Property tax revenues in the state of Texas jumped from approximately $19 billion to nearly $60 billion in two decades, state records show.

property tax

The property tax rate imposed in Texas is one of the highest in the United States. According to a new report from 24/7 Wall St, the effective property tax rate in Texas is the sixth highest in the country at 1.70%. Per capita property taxes, at $1,731.37, is the 13th highest.

The average property tax collected by state and local governments across the United States is about $1,500 a year per person.

The financial news and opinion website also report that median home value in Texas as of the 2015 fiscal year is $172,200, the 20th lowest in the United States. The median household income is the 23rd highest at $59,206.

In 2017, Texas residents shelled out $59.4 billion for property taxes. In 2010, they paid $40.3 billion. In 2000, it was $22.5 billion.

Texas does not have a state property tax. It is up to the local taxing units to set tax rates, collect property tax, and use the tax revenue to fund local services.
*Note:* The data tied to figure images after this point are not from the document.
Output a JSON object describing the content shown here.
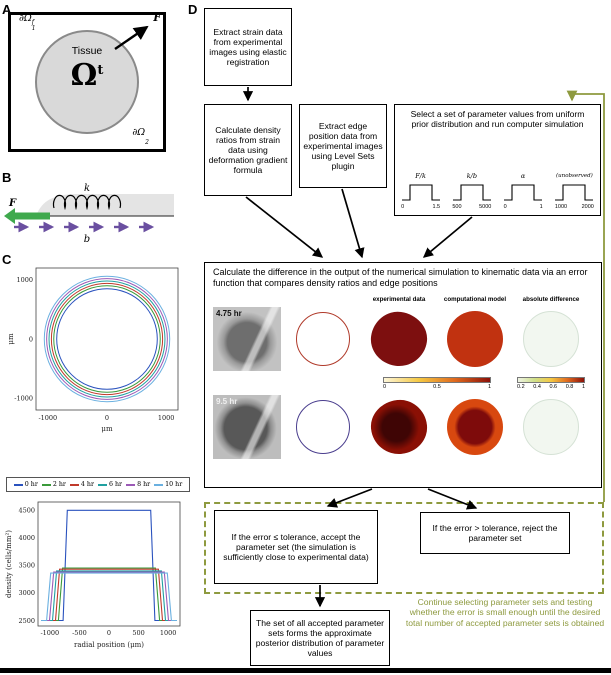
{
  "accent_green": "#8e9a3f",
  "panelA": {
    "label": "A",
    "tissue": "Tissue",
    "omega": "Ω",
    "omega_sup": "t",
    "boundary1_base": "∂Ω",
    "boundary1_sup": "f",
    "boundary1_sub": "1",
    "boundary2_base": "∂Ω",
    "boundary2_sub": "2",
    "force": "F"
  },
  "panelB": {
    "label": "B",
    "spring": "k",
    "force": "F",
    "drag": "b"
  },
  "panelC": {
    "label": "C",
    "circles_plot": {
      "xlabel": "μm",
      "ylabel": "μm",
      "xticks": [
        "-1000",
        "0",
        "1000"
      ],
      "yticks": [
        "1000",
        "0",
        "-1000"
      ]
    },
    "legend": [
      {
        "label": "0 hr",
        "color": "#2a52be"
      },
      {
        "label": "2 hr",
        "color": "#3a9a3a"
      },
      {
        "label": "4 hr",
        "color": "#c0392b"
      },
      {
        "label": "6 hr",
        "color": "#20a0a0"
      },
      {
        "label": "8 hr",
        "color": "#9b59b6"
      },
      {
        "label": "10 hr",
        "color": "#6ab0e0"
      }
    ],
    "density_plot": {
      "ylabel": "density (cells/mm²)",
      "xlabel": "radial position (μm)",
      "yticks": [
        "4500",
        "4000",
        "3500",
        "3000",
        "2500"
      ],
      "xticks": [
        "-1000",
        "-500",
        "0",
        "500",
        "1000"
      ]
    }
  },
  "panelD": {
    "label": "D"
  },
  "flow": {
    "box_extract_strain": "Extract strain data from experimental images using elastic registration",
    "box_density_ratios": "Calculate density ratios from strain data using deformation gradient formula",
    "box_edge_position": "Extract edge position data from experimental images using Level Sets plugin",
    "box_select_params": "Select a set of parameter values from uniform prior distribution and run computer simulation",
    "param_plots": [
      {
        "label": "F/k",
        "xmin": "0",
        "xmax": "1.5"
      },
      {
        "label": "k/b",
        "xmin": "500",
        "xmax": "5000"
      },
      {
        "label": "α",
        "xmin": "0",
        "xmax": "1"
      },
      {
        "label": "(unobserved)",
        "xmin": "1000",
        "xmax": "2000"
      }
    ],
    "box_error": "Calculate the difference in the output of the numerical simulation to kinematic data via an error function that compares density ratios and edge positions",
    "col_headers": [
      "experimental data",
      "computational model",
      "absolute difference"
    ],
    "rows": [
      {
        "time": "4.75 hr"
      },
      {
        "time": "9.5 hr"
      }
    ],
    "colorbar_error_ticks": [
      "0",
      "0.5",
      "1"
    ],
    "colorbar_diff_ticks": [
      "0.2",
      "0.4",
      "0.6",
      "0.8",
      "1"
    ],
    "box_accept": "If the error ≤ tolerance, accept the parameter set (the simulation is sufficiently close to experimental data)",
    "box_reject": "If the error > tolerance, reject the parameter set",
    "note_continue": "Continue selecting parameter sets and testing whether the error is small enough until the desired total number of accepted parameter sets is obtained",
    "box_posterior": "The set of all accepted parameter sets forms the approximate posterior distribution of parameter values"
  },
  "chart_data": [
    {
      "type": "line",
      "title": "tissue edge position over time (concentric circles)",
      "xlabel": "μm",
      "ylabel": "μm",
      "xlim": [
        -1200,
        1200
      ],
      "ylim": [
        -1200,
        1200
      ],
      "grid": false,
      "legend_position": "below",
      "series": [
        {
          "name": "0 hr",
          "circle_radius_um": 850
        },
        {
          "name": "2 hr",
          "circle_radius_um": 900
        },
        {
          "name": "4 hr",
          "circle_radius_um": 940
        },
        {
          "name": "6 hr",
          "circle_radius_um": 980
        },
        {
          "name": "8 hr",
          "circle_radius_um": 1020
        },
        {
          "name": "10 hr",
          "circle_radius_um": 1060
        }
      ]
    },
    {
      "type": "line",
      "title": "cell density profile vs radial position over time",
      "xlabel": "radial position (μm)",
      "ylabel": "density (cells/mm²)",
      "xlim": [
        -1200,
        1200
      ],
      "ylim": [
        2400,
        4650
      ],
      "grid": false,
      "series": [
        {
          "name": "0 hr",
          "plateau": 4500,
          "edge_um": 720,
          "baseline": 2500
        },
        {
          "name": "2 hr",
          "plateau": 3450,
          "edge_um": 800,
          "baseline": 2500
        },
        {
          "name": "4 hr",
          "plateau": 3430,
          "edge_um": 850,
          "baseline": 2500
        },
        {
          "name": "6 hr",
          "plateau": 3400,
          "edge_um": 900,
          "baseline": 2500
        },
        {
          "name": "8 hr",
          "plateau": 3380,
          "edge_um": 950,
          "baseline": 2500
        },
        {
          "name": "10 hr",
          "plateau": 3360,
          "edge_um": 1000,
          "baseline": 2500
        }
      ]
    },
    {
      "type": "line",
      "title": "uniform prior distributions of parameters",
      "series": [
        {
          "name": "F/k",
          "range": [
            0,
            1.5
          ]
        },
        {
          "name": "k/b",
          "range": [
            500,
            5000
          ]
        },
        {
          "name": "α",
          "range": [
            0,
            1
          ]
        },
        {
          "name": "(unobserved)",
          "range": [
            1000,
            2000
          ]
        }
      ]
    }
  ]
}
Property taxes are one of the main sources of funding for local governments. This money is usually spent on cleaning and repairing streets and roads, fire protection, police departments, and schools. It pays for classroom textbooks, teachers’ salaries, and other necessities.

Property tax reform

The rapidly rising property tax rate in Texas has had residents complaining and state officials vowing to do what they can to slow the increase. This despite the fact that state lawmakers aren’t the ones who set the local tax rates.

School districts are among those most heavily affected by the burgeoning property tax. They make up approximately half of tax bills and skyrocketing local property taxes cut significantly into school funding.

As a result, some lawmakers have proposed an increase in public school funding to alleviate the burden of these taxes. Lawmakers are also looking into making significant changes to the way local governments set their tax rates.

The Texas Property Tax Reform and Relief Act of 2018 — or Senate Bill 2 and House Bill 2 — seek to limit the growth of property tax revenue. The bills aim to cap the amount of revenue that cities, districts, and counties can collect to 2.5%. Any amount higher than this and voters would have to step in.

Taxes and exemptions

There are also those who suggest that Texas can provide some relief to property owners while also putting more money into public schools by eliminating some of its tax breaks. Currently, tax exemptions in the state amount to nearly $60 billion a year.

Texas provides tax breaks to school organizations, charitable groups, and products such as food and medicine. There are also business property and homestead exemptions.

According to the Fort Worth Star-Telegram, Tarrant County Judge Glen Whitley has suggested that getting rid of some of the exemptions could help reduce property taxes and increase sales tax revenue.

“If we all agree more money needs to be spent, the Lord ain’t sending it down from Heaven,” he said. “They’ve got to stand up and make tough decisions.”